In the 2010 Wilderness Watch case, the Ninth Circuit rejected a narrow understanding of the Wilderness Act, one that would preserve the wilderness in a museum diorama, one that we might observe only from a safe distance, behind a brass railing and a thick glass window.
Rather, it is the act's intent to assure that the wilderness be preserved as wilderness and made accessible to people, "devoted to the public purposes of recreational, scenic, scientific, educational, conservation and historical use."
Although the Wilderness Act generally precludes commercial activities, it specifically allows for the continuation of animal grazing rights that pre-existed the wilderness designation (and, I would argue, for bivalve as well as bovine grazing).

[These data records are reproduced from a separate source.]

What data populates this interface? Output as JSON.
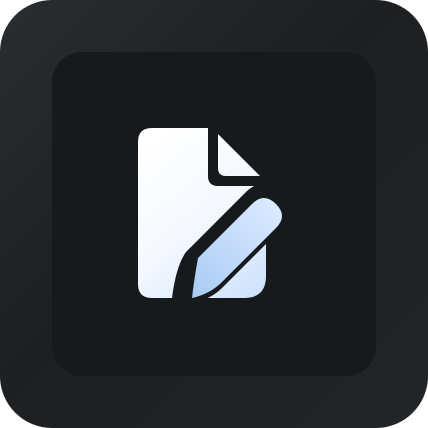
{
  "icon": {
    "name": "document-edit-icon",
    "colors": {
      "outer_background": "#222528",
      "inner_plate": "#161a1d",
      "glyph_top": "#ffffff",
      "glyph_bottom": "#bcdcff",
      "cutout": "#161a1d"
    }
  }
}
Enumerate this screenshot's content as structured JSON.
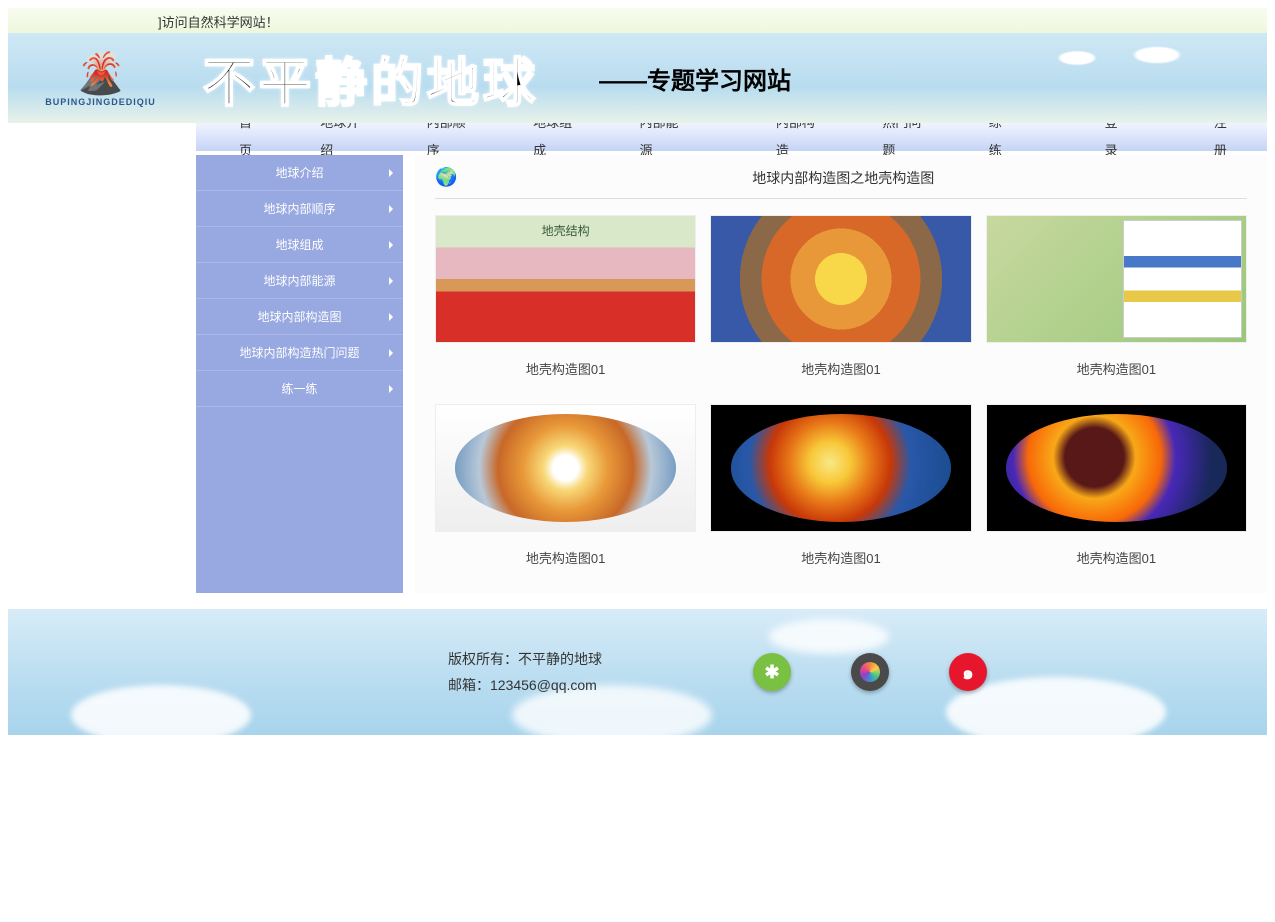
{
  "marquee": "]访问自然科学网站！",
  "header": {
    "logo_text": "BUPINGJINGDEDIQIU",
    "title": "不平静的地球",
    "subtitle": "——专题学习网站"
  },
  "nav": [
    "首页",
    "地球介绍",
    "内部顺序",
    "地球组成",
    "内部能源",
    "内部构造",
    "热门问题",
    "练一练",
    "登录",
    "注册"
  ],
  "sidebar": [
    "地球介绍",
    "地球内部顺序",
    "地球组成",
    "地球内部能源",
    "地球内部构造图",
    "地球内部构造热门问题",
    "练一练"
  ],
  "content": {
    "title": "地球内部构造图之地壳构造图",
    "items": [
      {
        "caption": "地壳构造图01"
      },
      {
        "caption": "地壳构造图01"
      },
      {
        "caption": "地壳构造图01"
      },
      {
        "caption": "地壳构造图01"
      },
      {
        "caption": "地壳构造图01"
      },
      {
        "caption": "地壳构造图01"
      }
    ]
  },
  "footer": {
    "copyright": "版权所有：不平静的地球",
    "email": "邮箱：123456@qq.com"
  }
}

Given this provision and the continuation of grazing within the Point Reyes National Seashore, it is no surprise that in 1976 Congress expected the oyster farm to remain in operation.
The Drakes Bay oyster farm case was not fully developed when presented to the district court and court of appeals. I hope that the Court of Appeals allows it to develop properly by granting the request for an en banc rehearing.
On a more personal level, a rehearing could also permit the correction of an odd misunderstanding at the beginning of the opinion:
"This appeal ... pits an oyster farm, oyster lovers and well-known 'foodies' against environmentalists aligned with the federal government."
If we have learned anything at all from the public debate over this matter, it is that there are "environmentalists" on both sides.
Certainly those of us who support sustainable agriculture (a "conservation use" of the seashore) see it as an environmentalist cause.
It would be helpful for the court to acknowledge that fact.
Jim Linford of Marinwood is a semi-retired appellate attorney and an active member of the California Bar.